I was almost at the front when I spotted Richard, in the second row of Chloe’s side, three of her aunts on one side of him, a woman I didn’t recognise on the other side. I sent up a silent prayer that it was one of Chloe’s long-lost cousins. I’d missed him. Not enough to pa
ck up my life here, move to Manchester and resume our relationship, but I missed those moments, the laughs, the love, and, yes, the sex.
I dismissed the thought. Today was all about Chloe and Connor. Nothing else mattered.
At the top of the aisle, we stood to the side and then watched as the exquisitely beautiful bride made her entrance to a chorus of cheers. I’m not sure that the minister knew what to make of it.
‘Dearly Beloved…’
The beauty and emotion in the vows were enough to defy any mascara. Chloe and Connor were just meant to be together, end of story. Maybe that just wasn’t in the plan for me, and perhaps I was okay with that. Perhaps. Okay, I admit it – days like this made me think it would be great to have someone in my life that I felt that way about.
‘I now pronounce you man and wife.’ Another cheer and it didn’t stop until the bride and groom had danced – yep, danced – all the way back down the aisle and out into the reception hall.
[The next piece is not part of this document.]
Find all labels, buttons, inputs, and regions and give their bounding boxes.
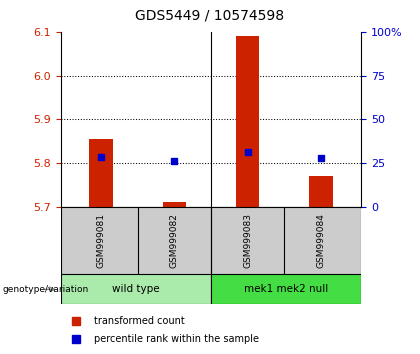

The photographs took so long, my cheeks ached with smiling. Eventually, dismissed from the final shots of just the bride and groom, I headed to the bathroom.
I was at the marble sinks when a face I’d spotted earlier joined me. ‘Liv, isn’t it?’
‘Yes,’ I said warmly, trying my very best to be gracious.
‘I’m Charlotte. My boyfriend, Richard, pointed you out earlier.’
‘Ah,’ I said, trying to take a mental video of this moment so that I could relay all the details to Sasha and Chloe later. Actually, not Chloe. I was fairly sure she’d be busy. First point to note? Given the evidence in front of me, I’d say Richard definitely had a type. Charlotte looked like… well, me. A little shorter, a little slimmer (damn her), but the same green eyes and long, red hair. We could be sisters. I wasn’t sure if that was flattery or weird. If she noticed, she chose not to mention it. ‘Lovely to meet you,’ I lied. I’m a terrible person.